Steve Keen dug up a 1992 post by Wynne Godley on the London Review of Books that offers sharp insight into the fundamental problems with the euro. “Godley’s remarks, no doubt seen as extremist when he uttered them,” Keen writes, “have proven to be utterly prophetic.”
The piece begins by asserting that while the political goals of greater union in Europe are admirable, the Maastricht treaty had serious shortcomings, stopping short as it did of providing a means to supranational management of the currency zone:
The central idea of the Maastricht Treaty is that the EC countries should move towards an economic and monetary union, with a single currency managed by an independent central bank. But how is the rest of economic policy to be run? As the treaty proposes no new institutions other than a European bank, its sponsors must suppose that nothing more is needed. But this could only be correct if modern economies were self-adjusting systems that didn’t need any management at all.
Indeed, that is where the eurozone finds itself today: in a battle between calls for greater union (economic, political, fiscal, banking) and transnational oversight, and resistance from countries unwilling to sacrifice their sovereignty to a system set on enforcing further austerity. Predominantly, it is of course a battle between core and periphery.
Ivo Arnold notes of the need for a banking union:
A consensus in the economics profession is that the euro area needs a real banking union. In addition to standardized regulation and centralized supervision, such a banking union would also provide for European risk-sharing. Proper risk-sharing is deemed an essential ingredient to break the vicious link between banks and sovereigns in the euro area.
Of the halting move toward political union/federalism, Marc Chandler writes that:
Integration in Europe is primarily an elite project and that elite seems divided and jealously guard their sovereignty. Europe has not created Europeans.
Paolo Manasse speaks to the inherent difficulty in achieving a risk-sharing mechanism:
By indulging in sharp criticism of Germany piece-meal approach, too many seem to forget that the ECB was created “in the image and likeness” of the Bundesbank, with price-stability as its core mandate. That was the price to be paid in for convincing Germany to give up the DM, and to share the same currency with inflation and deficit prone Italy. Now that the survival of the Euro seems to hinge on the monetization of Southerners’ public debt, one way or the other (primary or secondary purchases, anti-spread firewall), it is not surprising that Bundesbank, backed by the FDP and CSU parties, is simply saying “no.”

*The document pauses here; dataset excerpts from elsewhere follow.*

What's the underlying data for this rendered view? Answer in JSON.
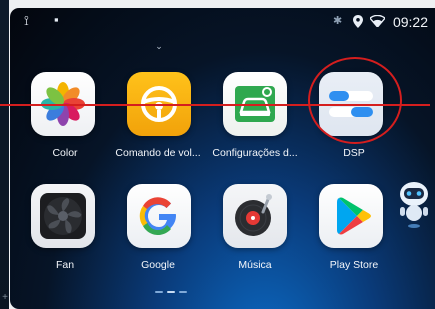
{
  "status_bar": {
    "usb_icon": "usb-icon",
    "notification_icon": "notification-icon",
    "bluetooth_icon": "bluetooth-icon",
    "location_icon": "location-icon",
    "wifi_icon": "wifi-icon",
    "time": "09:22"
  },
  "apps_row1": [
    {
      "label": "Color",
      "icon": "color-photos-icon"
    },
    {
      "label": "Comando de vol...",
      "icon": "steering-wheel-icon"
    },
    {
      "label": "Configurações d...",
      "icon": "car-settings-icon"
    },
    {
      "label": "DSP",
      "icon": "dsp-equalizer-icon"
    }
  ],
  "apps_row2": [
    {
      "label": "Fan",
      "icon": "fan-icon"
    },
    {
      "label": "Google",
      "icon": "google-icon"
    },
    {
      "label": "Música",
      "icon": "music-disc-icon"
    },
    {
      "label": "Play Store",
      "icon": "play-store-icon"
    }
  ],
  "page_indicator": {
    "pages": 3,
    "current": 2
  },
  "colors": {
    "annotation_red": "#d51e1e",
    "accent_blue": "#0c6bc6"
  }
}
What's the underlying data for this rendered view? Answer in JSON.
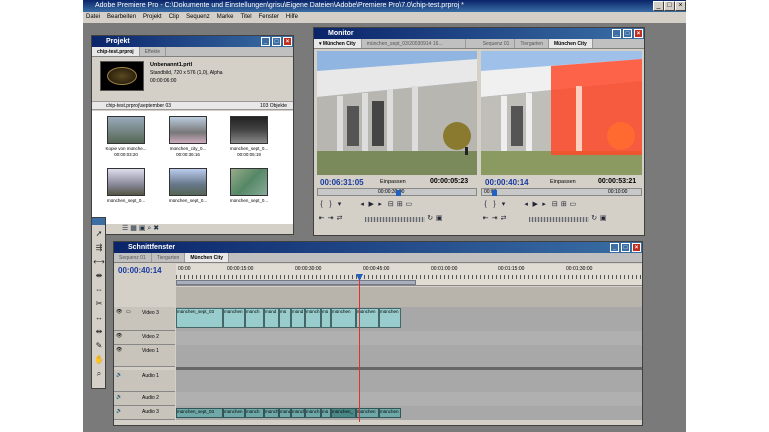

Godley saw all this in advance:
It needs to be emphasised at the start that the establishment of a single currency in the EC would indeed bring to an end the sovereignty of its component nations and their power to take independent action on major issues… The incredible lacuna in the Maastricht programme is that, while it contains a blueprint for the establishment and modus operandi of an independent central bank, there is no blueprint whatever of the analogue, in Community terms, of a central government.
The contrasting fiscal policies of the eurozone states, then, had the power to run astray, but not the power to compensate for competitiveness issues, growth issues, mounting sovereign debt, or the eventual banking crisis that engulfed the periphery. Again, Godley saw the potential for such an unraveling:
What happens if a whole country – a potential ‘region’ in a fully integrated community – suffers a structural setback? So long as it is a sovereign state, it can devalue its currency. It can then trade successfully at full employment provided its people accept the necessary cut in their real incomes. With an economic and monetary union, this recourse is obviously barred, and its prospect is grave indeed unless federal budgeting arrangements are made which fulfil a redistributive role.
If a country or region has no power to devalue, and if it is not the beneficiary of a system of fiscal equalisation, then there is nothing to stop it suffering a process of cumulative and terminal decline leading, in the end, to emigration as the only alternative to poverty or starvation.